Walk the list with three pointers: prev, cursor, and next. Each iteration saves cursor.next, re-points cursor.next backward to prev, then advances prev = cursor; cursor = next.

Algorithm

Canonical input 1 -> 2 -> 3 -> 4 -> 5 -> nil reverses to 5 -> 4 -> 3 -> 2 -> 1 -> nil after five rewire frames.

Basic Implementation

basic.kt
class ListNode(var value: Int, var next: Int)

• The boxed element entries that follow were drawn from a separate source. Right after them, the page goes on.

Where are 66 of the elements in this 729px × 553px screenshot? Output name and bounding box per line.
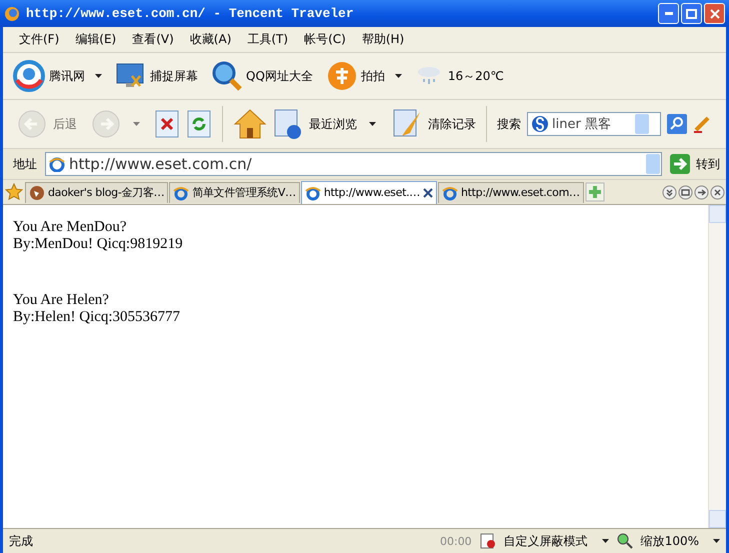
menu-item[interactable]: 编辑(E) — [67, 31, 124, 48]
toolbar-button[interactable]: 捕捉屏幕 — [150, 68, 198, 84]
refresh-icon[interactable] — [186, 109, 212, 139]
block-icon — [480, 533, 496, 549]
minimize-icon — [664, 12, 672, 15]
close-icon[interactable] — [710, 184, 725, 200]
menu-item[interactable]: 帐号(C) — [296, 31, 354, 48]
menu-item[interactable]: 文件(F) — [11, 31, 68, 48]
monitor-icon — [116, 62, 146, 90]
address-label: 地址 — [13, 156, 37, 172]
zoom-icon — [616, 533, 633, 549]
browser-tab[interactable]: 简单文件管理系统V… — [169, 182, 300, 202]
maximize-button[interactable] — [681, 3, 702, 24]
menu-item[interactable]: 帮助(H) — [354, 31, 412, 48]
go-button[interactable]: 转到 — [696, 156, 720, 172]
page-text: You Are Helen? — [13, 292, 110, 309]
recent-button[interactable]: 最近浏览 — [309, 116, 357, 132]
browser-tab[interactable]: daoker's blog-金刀客… — [25, 182, 168, 202]
pencil-icon[interactable] — [693, 115, 711, 133]
caret-icon[interactable] — [602, 539, 609, 543]
browser-tab[interactable]: http://www.eset.… — [300, 180, 437, 204]
pin-icon[interactable] — [694, 184, 709, 200]
caret-icon[interactable] — [95, 74, 102, 78]
search-box[interactable]: liner 黑客 — [527, 112, 661, 136]
clear-history-button[interactable]: 清除记录 — [428, 116, 476, 132]
window-title: http://www.eset.com.cn/ - Tencent Traveler — [26, 6, 355, 21]
filter-mode-button[interactable]: 自定义屏蔽模式 — [504, 532, 588, 550]
badge-icon — [326, 61, 357, 91]
menu-item[interactable]: 收藏(A) — [182, 31, 240, 48]
stop-icon[interactable] — [154, 109, 180, 139]
toolbar-button[interactable]: 腾讯网 — [49, 68, 85, 84]
logo-icon — [13, 60, 45, 92]
star-icon[interactable] — [4, 182, 24, 202]
toolbar-button[interactable]: QQ网址大全 — [246, 68, 313, 84]
close-icon — [710, 8, 720, 18]
address-bar[interactable]: http://www.eset.com.cn/ — [45, 152, 662, 176]
page-text: By:Helen! Qicq:305536777 — [13, 309, 182, 326]
home-icon[interactable] — [233, 108, 267, 140]
weather-text: 16～20℃ — [448, 68, 504, 84]
search-icon[interactable] — [667, 114, 687, 134]
status-text: 完成 — [9, 532, 34, 550]
toolbar-button[interactable]: 拍拍 — [360, 68, 385, 84]
browser-icon — [4, 6, 20, 22]
go-icon — [670, 154, 690, 174]
window-icon[interactable] — [678, 184, 693, 200]
close-icon[interactable] — [422, 188, 433, 198]
caret-icon[interactable] — [713, 539, 720, 543]
close-button[interactable] — [704, 3, 725, 24]
magnifier-icon — [212, 61, 242, 91]
search-label: 搜索 — [497, 116, 521, 132]
minimize-button[interactable] — [658, 3, 679, 24]
zoom-button[interactable]: 缩放100% — [640, 532, 699, 550]
search-engine-icon[interactable] — [531, 115, 549, 133]
maximize-icon — [686, 8, 697, 18]
caret-icon[interactable] — [394, 74, 402, 78]
scrollbar[interactable] — [708, 205, 726, 528]
caret-icon[interactable] — [369, 122, 376, 126]
time-text: 00:00 — [440, 534, 472, 548]
page-text: You Are MenDou? — [13, 219, 128, 236]
menu-item[interactable]: 查看(V) — [124, 31, 182, 48]
tab-list-icon[interactable] — [662, 184, 677, 200]
browser-tab[interactable]: http://www.eset.com… — [438, 182, 584, 202]
page-text: By:MenDou! Qicq:9819219 — [13, 236, 184, 253]
history-icon — [273, 108, 303, 140]
globe-icon — [29, 184, 45, 200]
menu-item[interactable]: 工具(T) — [239, 31, 296, 48]
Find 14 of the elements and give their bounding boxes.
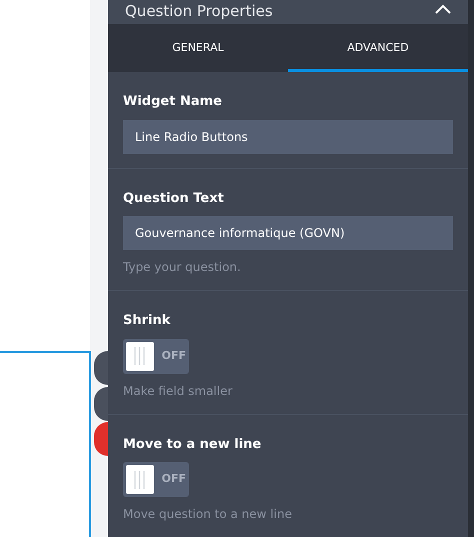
close-icon[interactable] [435,4,451,14]
input-field[interactable]: Gouvernance informatique (GOVN) [123,216,453,250]
field-hint: Move question to a new line [123,506,293,523]
tab[interactable]: GENERAL [108,24,288,72]
field-label: Shrink [123,312,172,330]
grip-icon [134,470,146,488]
field-hint: Make field smaller [123,382,234,400]
panel-title: Question Properties [125,2,273,22]
field-label: Widget Name [123,93,223,111]
grip-icon [134,347,146,365]
field-hint: Type your question. [123,259,242,276]
input-field[interactable]: Line Radio Buttons [123,120,453,154]
field-label: Move to a new line [123,436,262,454]
field-label: Question Text [123,190,225,208]
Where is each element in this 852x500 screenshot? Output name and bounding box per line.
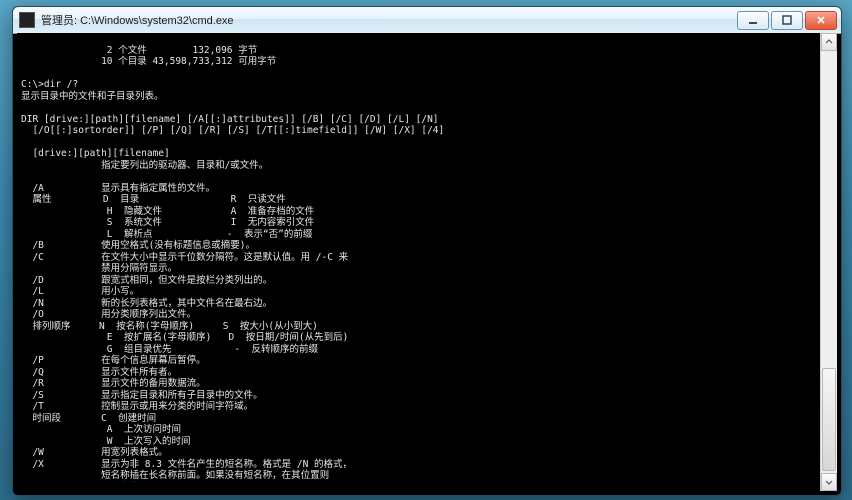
cmd-icon <box>19 12 35 28</box>
chevron-up-icon <box>825 38 833 46</box>
minimize-button[interactable] <box>737 11 769 30</box>
client-area: 2 个文件 132,096 字节 10 个目录 43,598,733,312 可… <box>17 33 837 491</box>
close-button[interactable] <box>805 11 837 30</box>
chevron-down-icon <box>825 478 833 486</box>
close-icon <box>816 15 826 25</box>
scroll-down-button[interactable] <box>821 473 837 491</box>
scroll-thumb[interactable] <box>822 368 836 471</box>
console-output[interactable]: 2 个文件 132,096 字节 10 个目录 43,598,733,312 可… <box>17 43 820 482</box>
maximize-button[interactable] <box>771 11 803 30</box>
scroll-track[interactable] <box>821 51 837 473</box>
maximize-icon <box>782 15 792 25</box>
minimize-icon <box>748 15 758 25</box>
window-buttons <box>735 11 837 30</box>
scroll-up-button[interactable] <box>821 33 837 51</box>
cmd-window: 管理员: C:\Windows\system32\cmd.exe 2 个文件 1… <box>12 6 842 496</box>
titlebar[interactable]: 管理员: C:\Windows\system32\cmd.exe <box>13 7 841 34</box>
window-title: 管理员: C:\Windows\system32\cmd.exe <box>41 12 735 28</box>
vertical-scrollbar[interactable] <box>820 33 837 491</box>
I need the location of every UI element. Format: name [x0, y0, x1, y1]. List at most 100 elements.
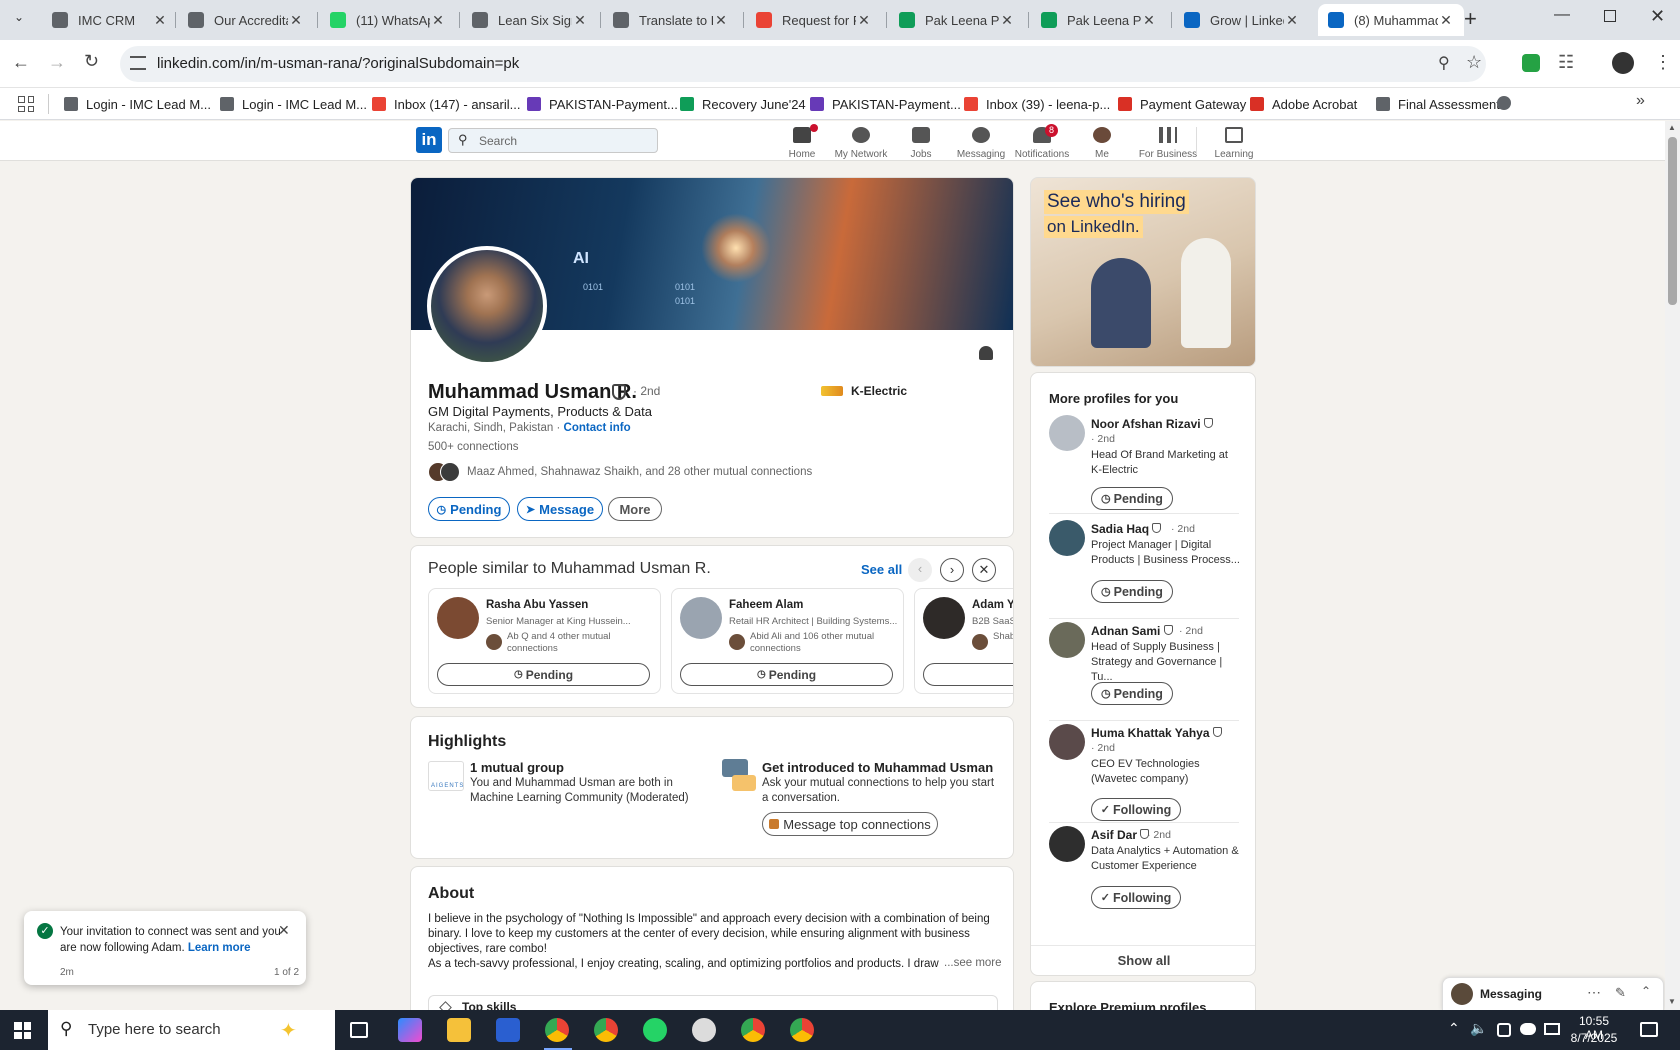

fun addNode(nodes: MutableList<ListNode>, value: Int, next: Int): Int {
	val idx = nodes.size
	nodes.add(ListNode(value, next))
	return idx
}

fun main() {
	val nodes = mutableListOf<ListNode>()
	val n5 = addNode(nodes, 5, -1)
	val n4 = addNode(nodes, 4, n5)
	val n3 = addNode(nodes, 3, n4)
	val n2 = addNode(nodes, 2, n3)
	var head = addNode(nodes, 1, n2)

	var prev = -1
	var cursor = head
	while (cursor != -1) {
		val next = nodes[cursor].next
		nodes[cursor].next = prev
		prev = cursor
		cursor = next
	}
	head = prev
	var cur = head
	while (cur != -1) {
		print("${nodes[cur].value} -> ")
		cur = nodes[cur].next
	}
	println("nil")
}

Complexity

  • Time: O(n)
  • Space: O(1)

Implementation notes

  • Kotlin: same three-pointer pattern as the other languages, but each pointer is an Int index into the MutableList<ListNode> arena (-1 is the sentinel). The arena avoids the ListNode? ownership dance the classic reference idiom requires while keeping the algorithm visible.
  • head = prev at the end re-points the head at the old tail; the arena keeps every node alive throughout the reversal.
  • The replay shows all three pointers each frame and a distinct rewire frame between save and advance, with node(<value>) labels instead of runtime references.
three pointers `prev` starts `-1`, `cursor` starts at `head`, `next` is the saved forward link.
rewire The rewire frame flips `cursor.next` from forward (toward `next`) to backward (toward `prev`).